Before Zion was established as a national park in 1919, in 1915 over 100,000 visitors made the trek out to see it. For a few years, those numbers declined, but there was never a year after 1922 when the park entertained less than a hundred thousand visitors. Considering that the Lincoln Highway, the first paved road across the nation, was completed in 1927, that fact is astounding and a testament to its awe inspiring draw.
Paria River and Paria Canyon have been immortalized in the Paria-Vermillion Cliffs Wilderness Area and the Grand Staircase-Escalante National Monument. Poets and hikers wax ecstatic when the sun hits the canyon walls and reflects off the valley floor, lighting up everything with a spiritual glow.

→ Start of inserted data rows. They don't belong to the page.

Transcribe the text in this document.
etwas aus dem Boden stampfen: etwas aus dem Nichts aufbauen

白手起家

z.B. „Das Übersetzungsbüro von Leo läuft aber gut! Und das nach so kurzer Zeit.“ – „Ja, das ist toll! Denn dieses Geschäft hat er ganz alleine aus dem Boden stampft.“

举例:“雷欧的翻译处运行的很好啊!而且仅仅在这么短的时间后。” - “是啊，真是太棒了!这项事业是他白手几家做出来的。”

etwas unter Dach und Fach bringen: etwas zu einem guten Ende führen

Cataract Canyon is known for its spectacular rapids, but there are times when rafters can take a break to explore some of her other assets. Favorite hikes take rafters to see petrified palm trees and ancient pictographs in Lathrop Canyon. Part of Canyonlands National Park, Cataract is home to big horn sheep, mule deer, leopard lizards and many birds including great horned owls and great blue heron.

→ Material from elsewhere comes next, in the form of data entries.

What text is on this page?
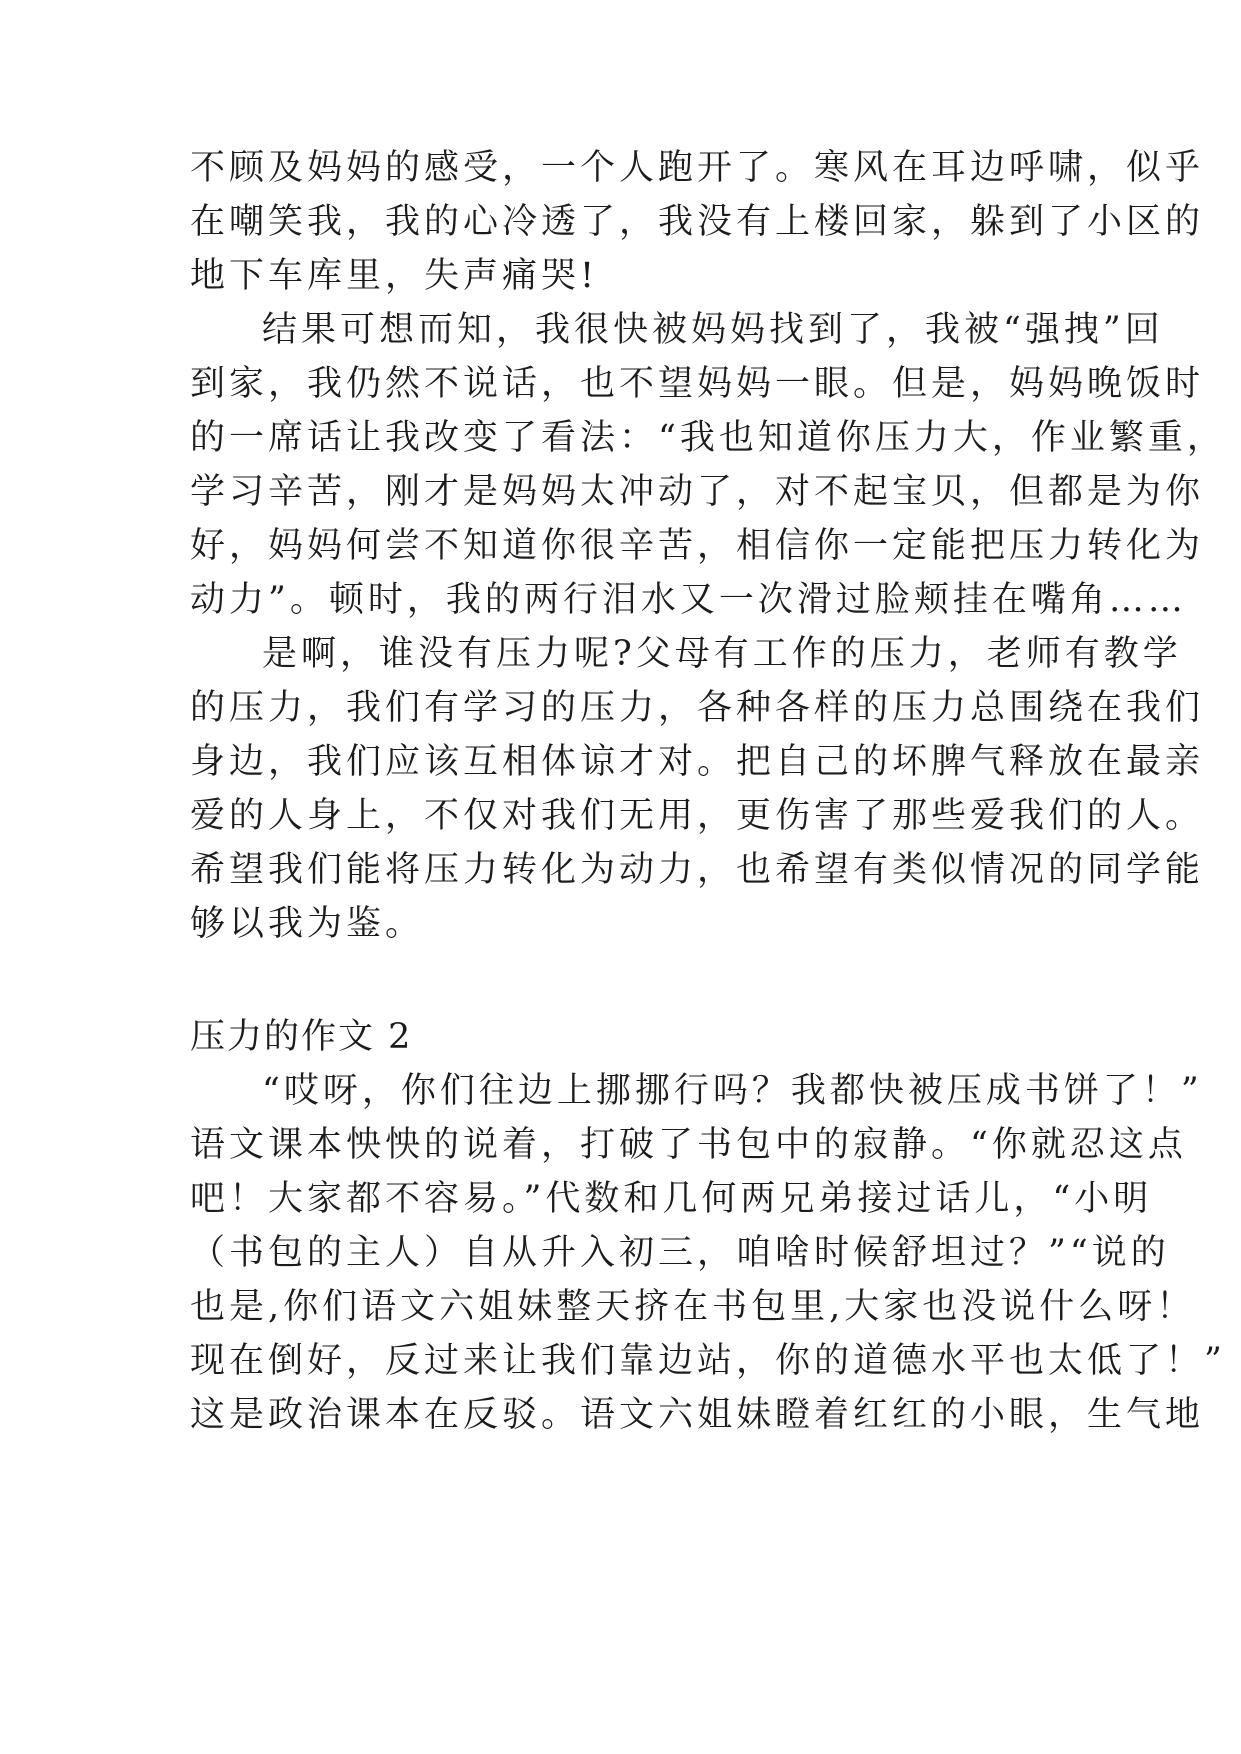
不顾及妈妈的感受，一个人跑开了。寒风在耳边呼啸，似乎
在嘲笑我，我的心冷透了，我没有上楼回家，躲到了小区的
地下车库里，失声痛哭!
结果可想而知，我很快被妈妈找到了，我被“强拽”回
到家，我仍然不说话，也不望妈妈一眼。但是，妈妈晚饭时
的一席话让我改变了看法：“我也知道你压力大，作业繁重，
学习辛苦，刚才是妈妈太冲动了，对不起宝贝，但都是为你
好，妈妈何尝不知道你很辛苦，相信你一定能把压力转化为
动力”。顿时，我的两行泪水又一次滑过脸颊挂在嘴角……
是啊，谁没有压力呢?父母有工作的压力，老师有教学
的压力，我们有学习的压力，各种各样的压力总围绕在我们
身边，我们应该互相体谅才对。把自己的坏脾气释放在最亲
爱的人身上，不仅对我们无用，更伤害了那些爱我们的人。
希望我们能将压力转化为动力，也希望有类似情况的同学能
够以我为鉴。
压力的作文 2
“哎呀，你们往边上挪挪行吗？我都快被压成书饼了！”
语文课本怏怏的说着，打破了书包中的寂静。“你就忍这点
吧！大家都不容易。”代数和几何两兄弟接过话儿，“小明
（书包的主人）自从升入初三，咱啥时候舒坦过？”“说的
也是,你们语文六姐妹整天挤在书包里,大家也没说什么呀！
现在倒好，反过来让我们靠边站，你的道德水平也太低了！”
这是政治课本在反驳。语文六姐妹瞪着红红的小眼，生气地
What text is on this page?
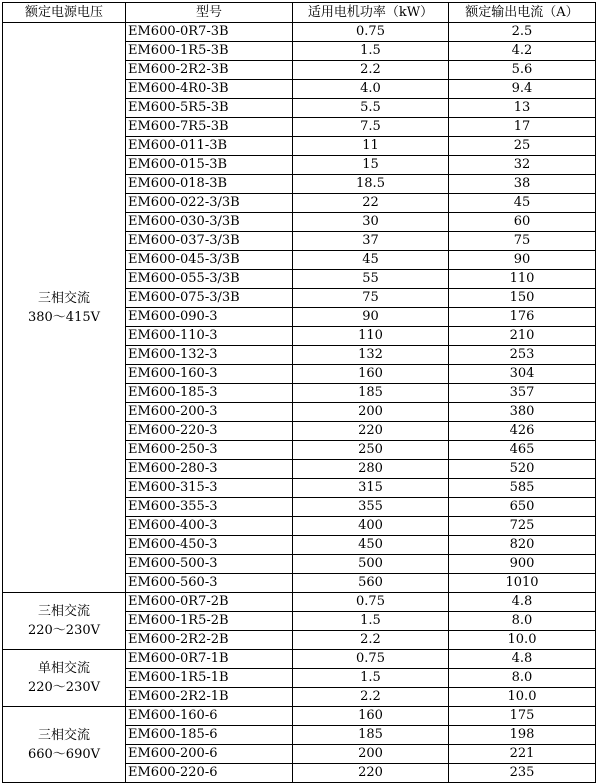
额定电源电压	型号	适用电机功率（kW）	额定输出电流（A）

三相交流
380～415V	EM600-0R7-3B	0.75	2.5
	EM600-1R5-3B	1.5	4.2
	EM600-2R2-3B	2.2	5.6
	EM600-4R0-3B	4.0	9.4
	EM600-5R5-3B	5.5	13
	EM600-7R5-3B	7.5	17
	EM600-011-3B	11	25
	EM600-015-3B	15	32
	EM600-018-3B	18.5	38
	EM600-022-3/3B	22	45
	EM600-030-3/3B	30	60
	EM600-037-3/3B	37	75
	EM600-045-3/3B	45	90
	EM600-055-3/3B	55	110
	EM600-075-3/3B	75	150
	EM600-090-3	90	176
	EM600-110-3	110	210
	EM600-132-3	132	253
	EM600-160-3	160	304
	EM600-185-3	185	357
	EM600-200-3	200	380
	EM600-220-3	220	426
	EM600-250-3	250	465
	EM600-280-3	280	520
	EM600-315-3	315	585
	EM600-355-3	355	650
	EM600-400-3	400	725
	EM600-450-3	450	820
	EM600-500-3	500	900
	EM600-560-3	560	1010

三相交流
220～230V	EM600-0R7-2B	0.75	4.8
	EM600-1R5-2B	1.5	8.0
	EM600-2R2-2B	2.2	10.0

单相交流
220～230V	EM600-0R7-1B	0.75	4.8
	EM600-1R5-1B	1.5	8.0
	EM600-2R2-1B	2.2	10.0

三相交流
660～690V	EM600-160-6	160	175
	EM600-185-6	185	198
	EM600-200-6	200	221
	EM600-220-6	220	235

Capitol Reef National Park contains brilliant red cliffs, hoodoos and spires as well as deep, sheer-walled canyons like Grand Wash and Capitol Gorge. Grand Wash has a hidden arch named Cassidy Arch after the famous outlaw Butch Cassidy, who once hid out in the narrow canyons in the area.
Most of the Glen Canyon floor was flooded when the dam created Lake Powell in 1963. But the maze of red canyons and rock formations remain.
Flaming Gorge was carved out of the Uinta Mountains over millions of years by the Green River as it cut its way through the “flaming, brilliant red gorge,” as noted by John Wesley Powell in 1896.
Oak Creek Canyon in Arizona, called the little cousin of the Grand Canyon, is the cute one. A forested corridor between Sedona and Flagstaff, it offers breathtaking views of steep canyon walls, meandering streams, vivid red cliffs and lush wetlands.
The San Rafael Swell is a kidney-shaped uplift with miles of desert canyons, odd outcrops, arches, slot canyons and stratified rocks. With destinations like Reds Canyon, Temple Mountain, Hidden Splendor and Little Grand Canyon, this 2,000-acre playground with one paved road is a hidden treasure.